À cet autre exemple, on peut ajouter sa participation à l’effort de guerre contre les nazis, ou son combat radiophonique contre les membres du KKK. Bref, Superman a toujours été pour la mixité et la défense des droits de l’homme. Ce positionnement idéologique trouve ses origines dans celles des parents du Kryptonien.
Migrant et fils de migrants
Jerry Siegel et Joe Shuster, les deux papas de Superman, étaient deux juifs d'origine européenne. Leurs parents sont arrivés aux États-Unis avec l’espoir d'une vie meilleure.
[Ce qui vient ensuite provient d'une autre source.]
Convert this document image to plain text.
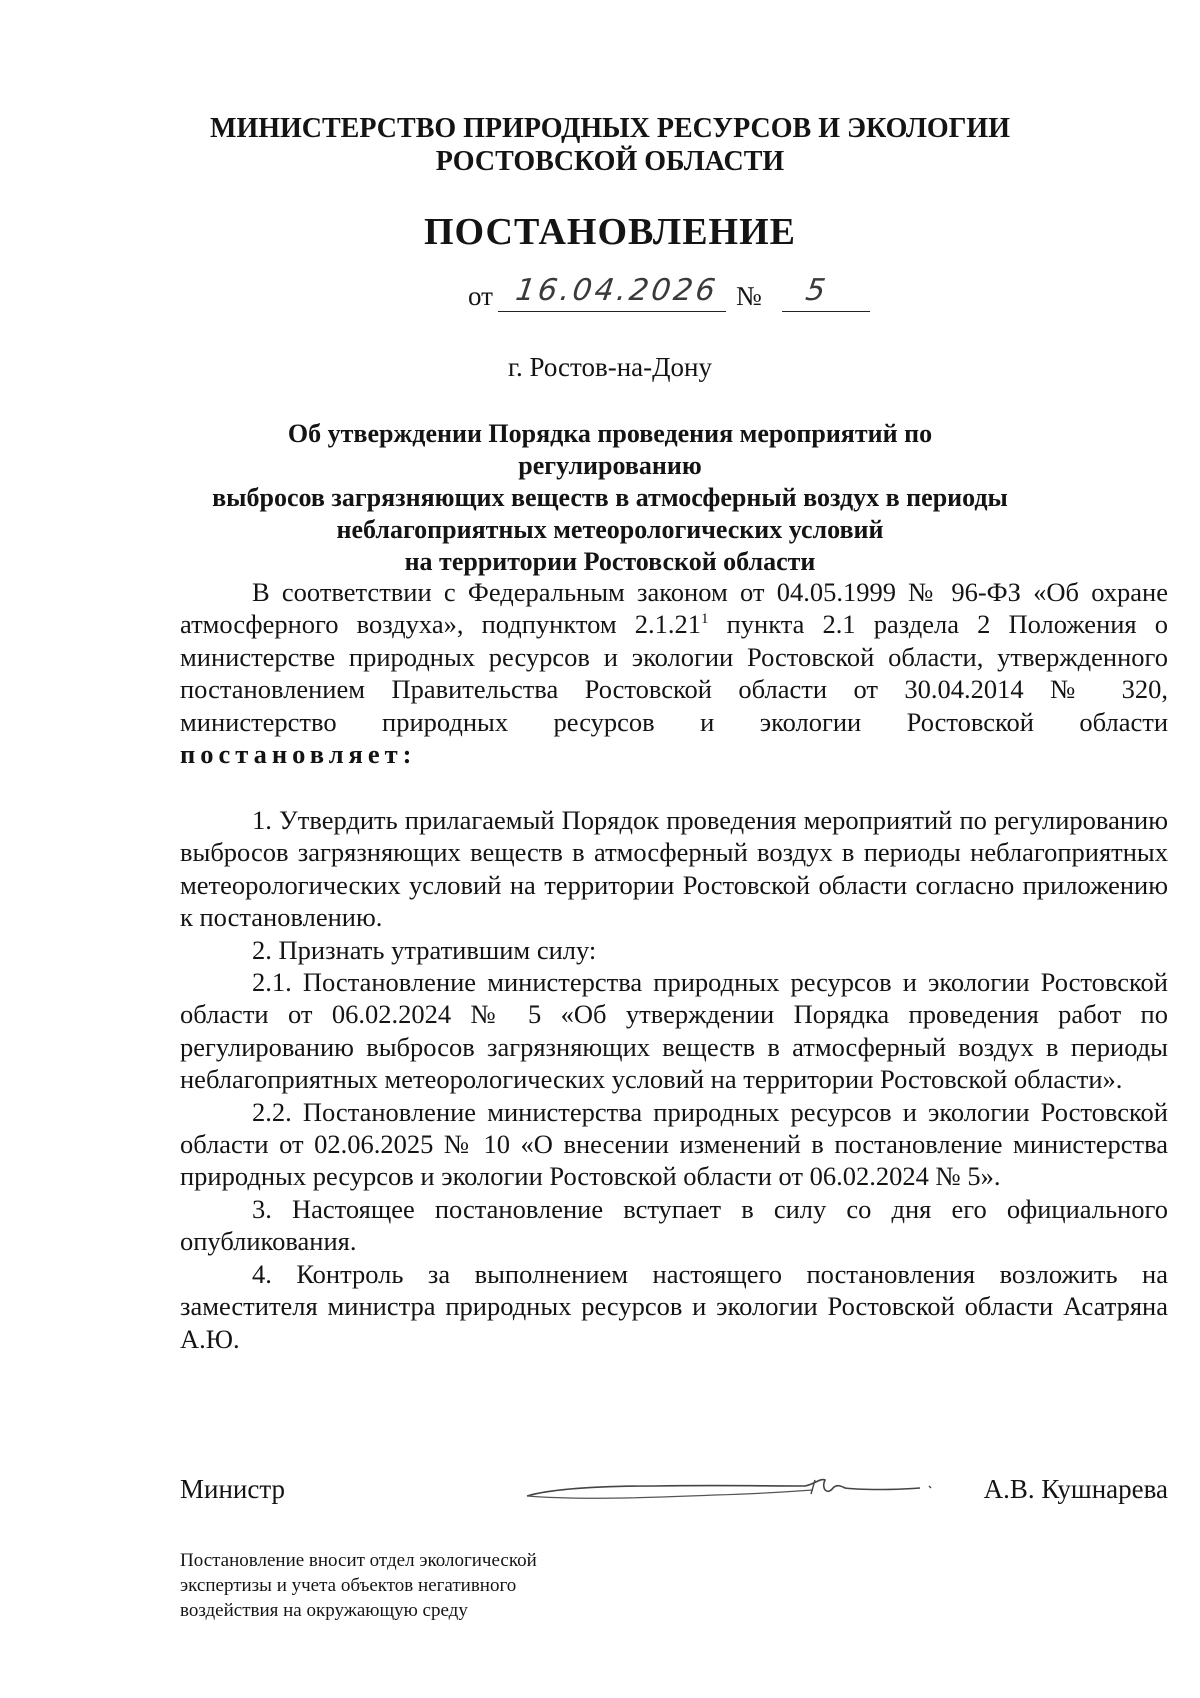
МИНИСТЕРСТВО ПРИРОДНЫХ РЕСУРСОВ И ЭКОЛОГИИ
РОСТОВСКОЙ ОБЛАСТИ
ПОСТАНОВЛЕНИЕ
от 16.04.2026 № 5
г. Ростов-на-Дону
Об утверждении Порядка проведения мероприятий по регулированию
выбросов загрязняющих веществ в атмосферный воздух в периоды
неблагоприятных метеорологических условий
на территории Ростовской области

В соответствии с Федеральным законом от 04.05.1999 № 96-ФЗ «Об охране атмосферного воздуха», подпунктом 2.1.21$^1$ пункта 2.1 раздела 2 Положения о министерстве природных ресурсов и экологии Ростовской области, утвержденного постановлением Правительства Ростовской области от 30.04.2014 № 320, министерство природных ресурсов и экологии Ростовской области постановляет:

1. Утвердить прилагаемый Порядок проведения мероприятий по регулированию выбросов загрязняющих веществ в атмосферный воздух в периоды неблагоприятных метеорологических условий на территории Ростовской области согласно приложению к постановлению.

2. Признать утратившим силу:

2.1. Постановление министерства природных ресурсов и экологии Ростовской области от 06.02.2024 № 5 «Об утверждении Порядка проведения работ по регулированию выбросов загрязняющих веществ в атмосферный воздух в периоды неблагоприятных метеорологических условий на территории Ростовской области».

2.2. Постановление министерства природных ресурсов и экологии Ростовской области от 02.06.2025 № 10 «О внесении изменений в постановление министерства природных ресурсов и экологии Ростовской области от 06.02.2024 № 5».

3. Настоящее постановление вступает в силу со дня его официального опубликования.

4. Контроль за выполнением настоящего постановления возложить на заместителя министра природных ресурсов и экологии Ростовской области Асатряна А.Ю.

Министр	А.В. Кушнарева
Постановление вносит отдел экологической
экспертизы и учета объектов негативного
воздействия на окружающую среду
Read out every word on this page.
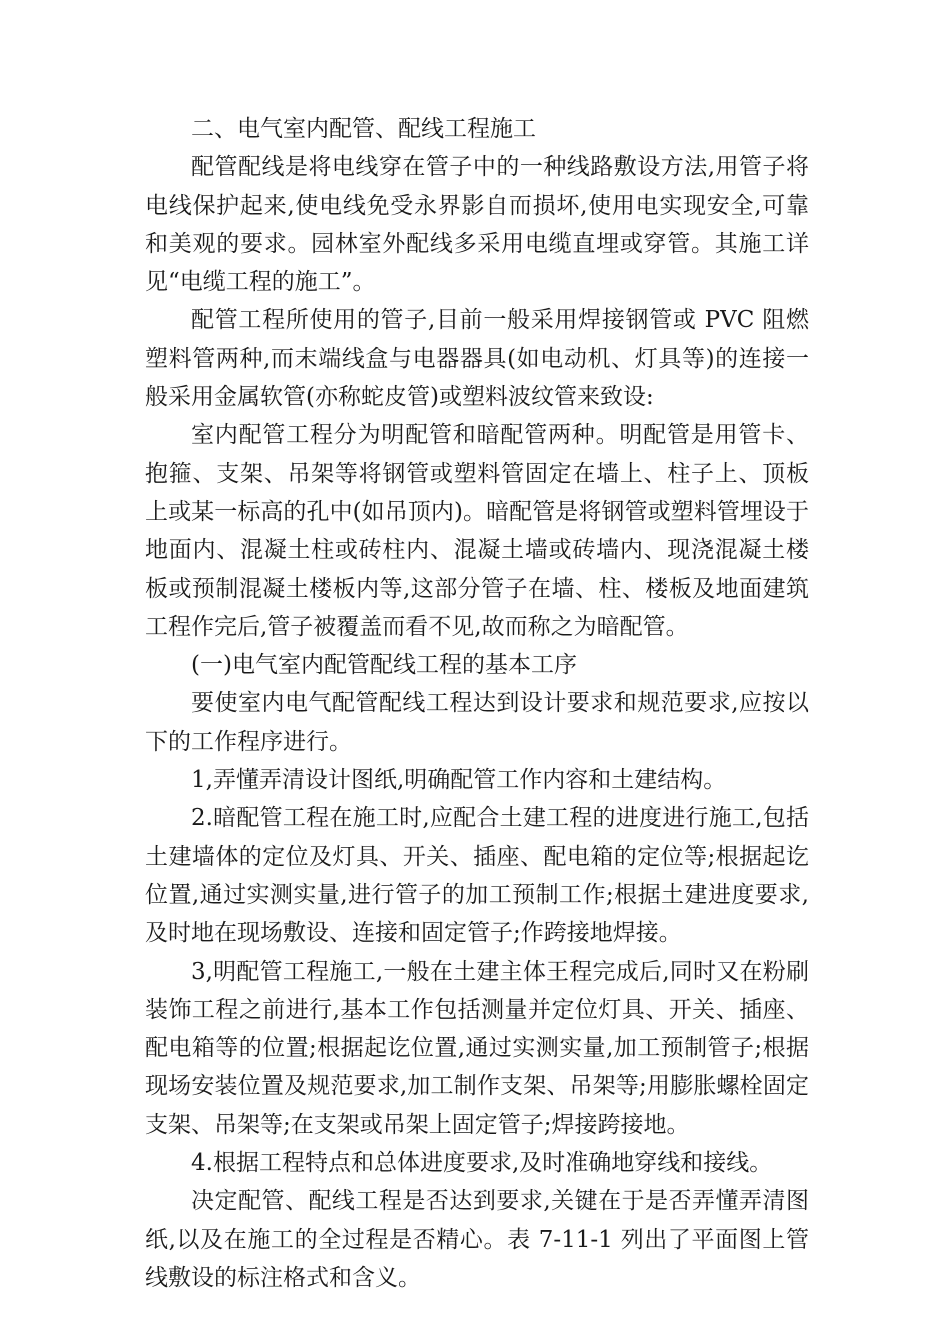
二、电气室内配管、配线工程施工

配管配线是将电线穿在管子中的一种线路敷设方法,用管子将电线保护起来,使电线免受永界影自而损坏,使用电实现安全,可靠和美观的要求。园林室外配线多采用电缆直埋或穿管。其施工详见“电缆工程的施工”。

配管工程所使用的管子,目前一般采用焊接钢管或 PVC 阻燃塑料管两种,而末端线盒与电器器具(如电动机、灯具等)的连接一般采用金属软管(亦称蛇皮管)或塑料波纹管来致设:

室内配管工程分为明配管和暗配管两种。明配管是用管卡、抱箍、支架、吊架等将钢管或塑料管固定在墙上、柱子上、顶板上或某一标高的孔中(如吊顶内)。暗配管是将钢管或塑料管埋设于地面内、混凝土柱或砖柱内、混凝土墙或砖墙内、现浇混凝土楼板或预制混凝土楼板内等,这部分管子在墙、柱、楼板及地面建筑工程作完后,管子被覆盖而看不见,故而称之为暗配管。

(一)电气室内配管配线工程的基本工序

要使室内电气配管配线工程达到设计要求和规范要求,应按以下的工作程序进行。

1,弄懂弄清设计图纸,明确配管工作内容和土建结构。

2.暗配管工程在施工时,应配合土建工程的进度进行施工,包括土建墙体的定位及灯具、开关、插座、配电箱的定位等;根据起讫位置,通过实测实量,进行管子的加工预制工作;根据土建进度要求,及时地在现场敷设、连接和固定管子;作跨接地焊接。

3,明配管工程施工,一般在土建主体王程完成后,同时又在粉刷装饰工程之前进行,基本工作包括测量并定位灯具、开关、插座、配电箱等的位置;根据起讫位置,通过实测实量,加工预制管子;根据现场安装位置及规范要求,加工制作支架、吊架等;用膨胀螺栓固定支架、吊架等;在支架或吊架上固定管子;焊接跨接地。

4.根据工程特点和总体进度要求,及时准确地穿线和接线。

决定配管、配线工程是否达到要求,关键在于是否弄懂弄清图纸,以及在施工的全过程是否精心。表 7-11-1 列出了平面图上管线敷设的标注格式和含义。
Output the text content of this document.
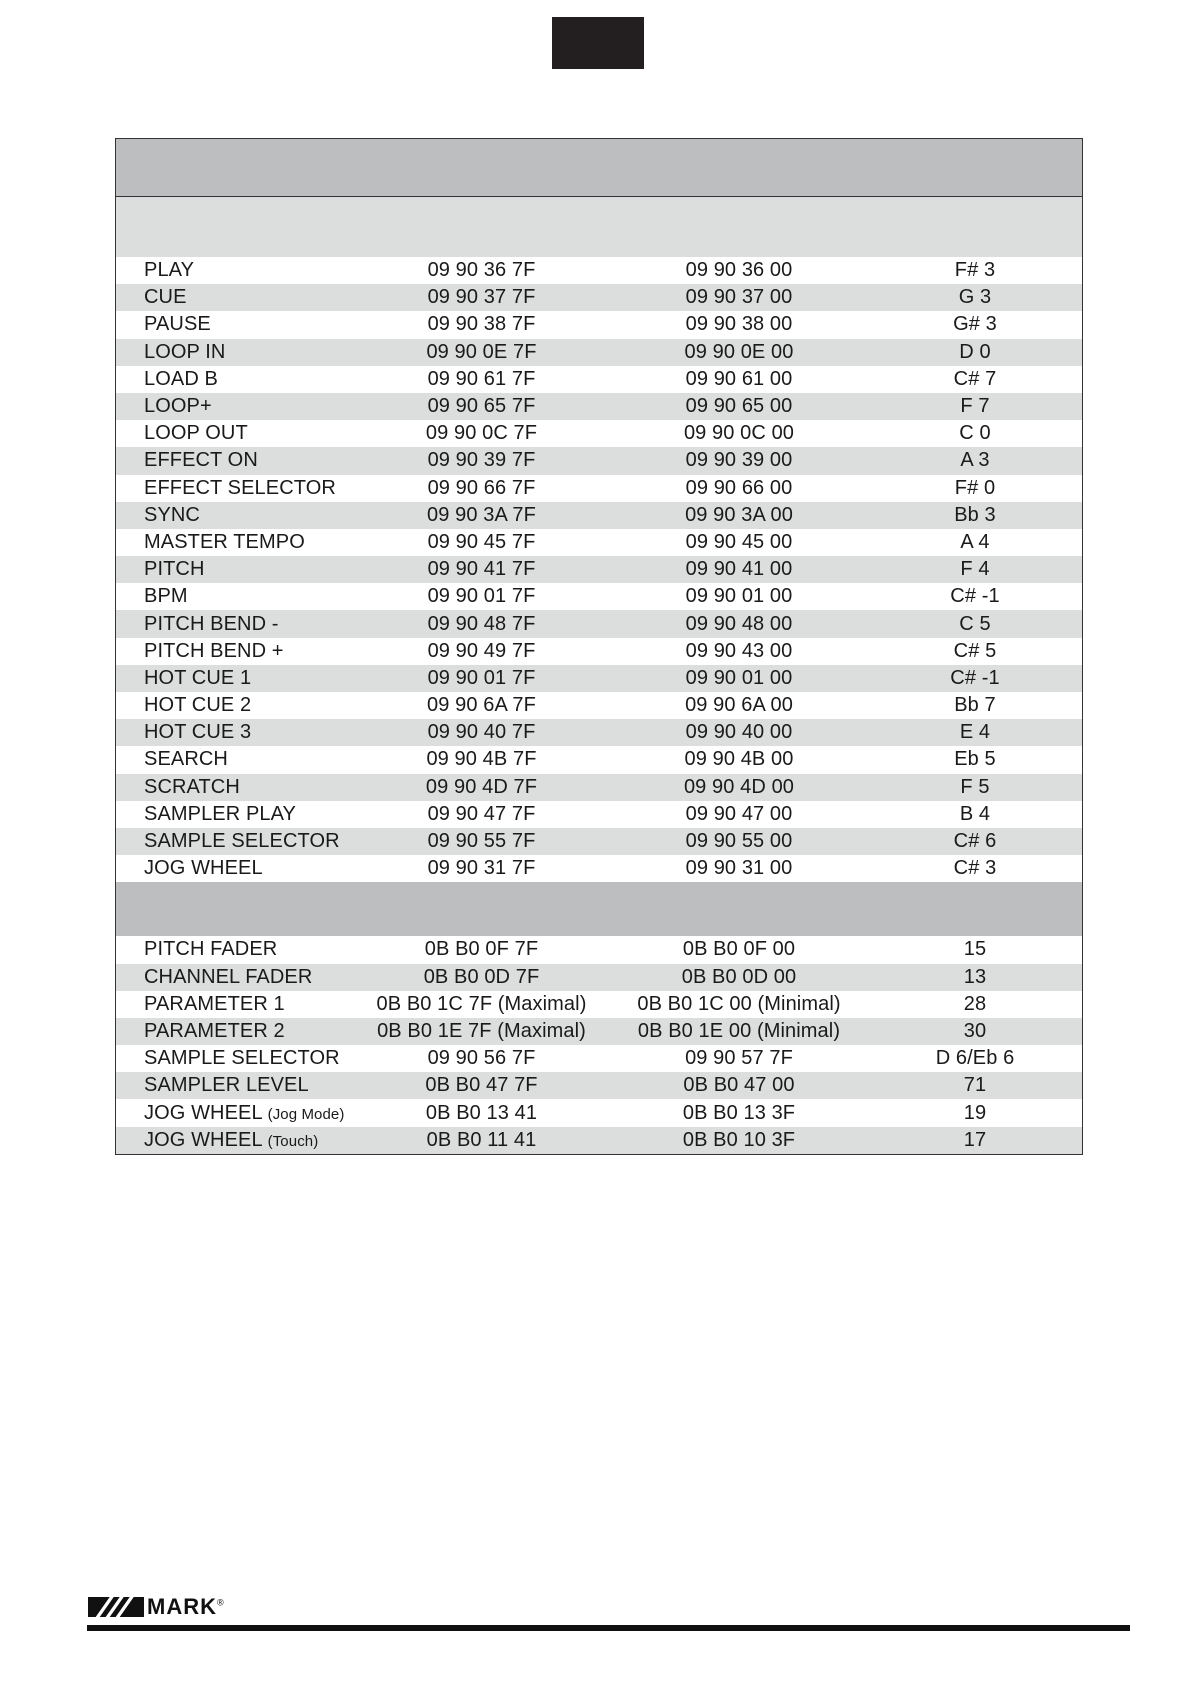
PLAY	09 90 36 7F	09 90 36 00	F# 3
CUE	09 90 37 7F	09 90 37 00	G 3
PAUSE	09 90 38 7F	09 90 38 00	G# 3
LOOP IN	09 90 0E 7F	09 90 0E 00	D 0
LOAD B	09 90 61 7F	09 90 61 00	C# 7
LOOP+	09 90 65 7F	09 90 65 00	F 7
LOOP OUT	09 90 0C 7F	09 90 0C 00	C 0
EFFECT ON	09 90 39 7F	09 90 39 00	A 3
EFFECT SELECTOR	09 90 66 7F	09 90 66 00	F# 0
SYNC	09 90 3A 7F	09 90 3A 00	Bb 3
MASTER TEMPO	09 90 45 7F	09 90 45 00	A 4
PITCH	09 90 41 7F	09 90 41 00	F 4
BPM	09 90 01 7F	09 90 01 00	C# -1
PITCH BEND -	09 90 48 7F	09 90 48 00	C 5
PITCH BEND +	09 90 49 7F	09 90 43 00	C# 5
HOT CUE 1	09 90 01 7F	09 90 01 00	C# -1
HOT CUE 2	09 90 6A 7F	09 90 6A 00	Bb 7
HOT CUE 3	09 90 40 7F	09 90 40 00	E 4
SEARCH	09 90 4B 7F	09 90 4B 00	Eb 5
SCRATCH	09 90 4D 7F	09 90 4D 00	F 5
SAMPLER PLAY	09 90 47 7F	09 90 47 00	B 4
SAMPLE SELECTOR	09 90 55 7F	09 90 55 00	C# 6
JOG WHEEL	09 90 31 7F	09 90 31 00	C# 3
PITCH FADER	0B B0 0F 7F	0B B0 0F 00	15
CHANNEL FADER	0B B0 0D 7F	0B B0 0D 00	13
PARAMETER 1	0B B0 1C 7F (Maximal)	0B B0 1C 00 (Minimal)	28
PARAMETER 2	0B B0 1E 7F (Maximal)	0B B0 1E 00 (Minimal)	30
SAMPLE SELECTOR	09 90 56 7F	09 90 57 7F	D 6/Eb 6
SAMPLER LEVEL	0B B0 47 7F	0B B0 47 00	71
JOG WHEEL (Jog Mode)	0B B0 13 41	0B B0 13 3F	19
JOG WHEEL (Touch)	0B B0 11 41	0B B0 10 3F	17
MARK®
C’est le même schéma qu’ont essayé de reproduire les auteurs avec Superman, en y ajoutant un zeste de religion.
“Deux petits juifs créent un super-héros lancé dans l’espace par ses parents avant la destruction de son monde natal. Comme Moïse dans la Bible”, analyse Olivier Delcroix. Pourtant, les racines extraterrestres de Superman n’ont pas toujours été mises en avant. Fut une époque où sa principale mission était de protéger la Terre de monstruosités qui ne s’intéressaient pas aux origines de leurs victimes.
"Superman est un miroir de nos sociétés"
Mais l’histoire a toujours fini par rattraper le héros invincible. On pense notamment au film de Zack Snyder, “Batman v Superman”. Si les deux héros s’y affrontent, c’est parce que Superman est perçu comme une menace. Il est accusé d'être responsable de la destruction de Metropolis, ville qu’il essayait avant tout de protéger. Une partie de la population le considère alors comme un danger et lui demande de rentrer chez lui, autrement dit loin de la Terre. Entre ce scénario et la situation vécue par certains migrants, les similitudes sont nombreuses. “Superman est un miroir de nos sociétés. Il sera toujours ce dont l’époque aura besoin. Avec Donald Trump au pouvoir, il va avoir du travail”, conclut Xavier Fournier.
Superman peut donc dès à présent recycler ce qu’il disait déjà sur des posters des années 50. “Si vous entendez quelqu’un s’en prendre à un camarade de classe ou à quiconque à cause de sa religion, sa race ou sa nationalité d’origine, n’attendez pas : dites-lui que cette manière de parler n’est pas américaine.”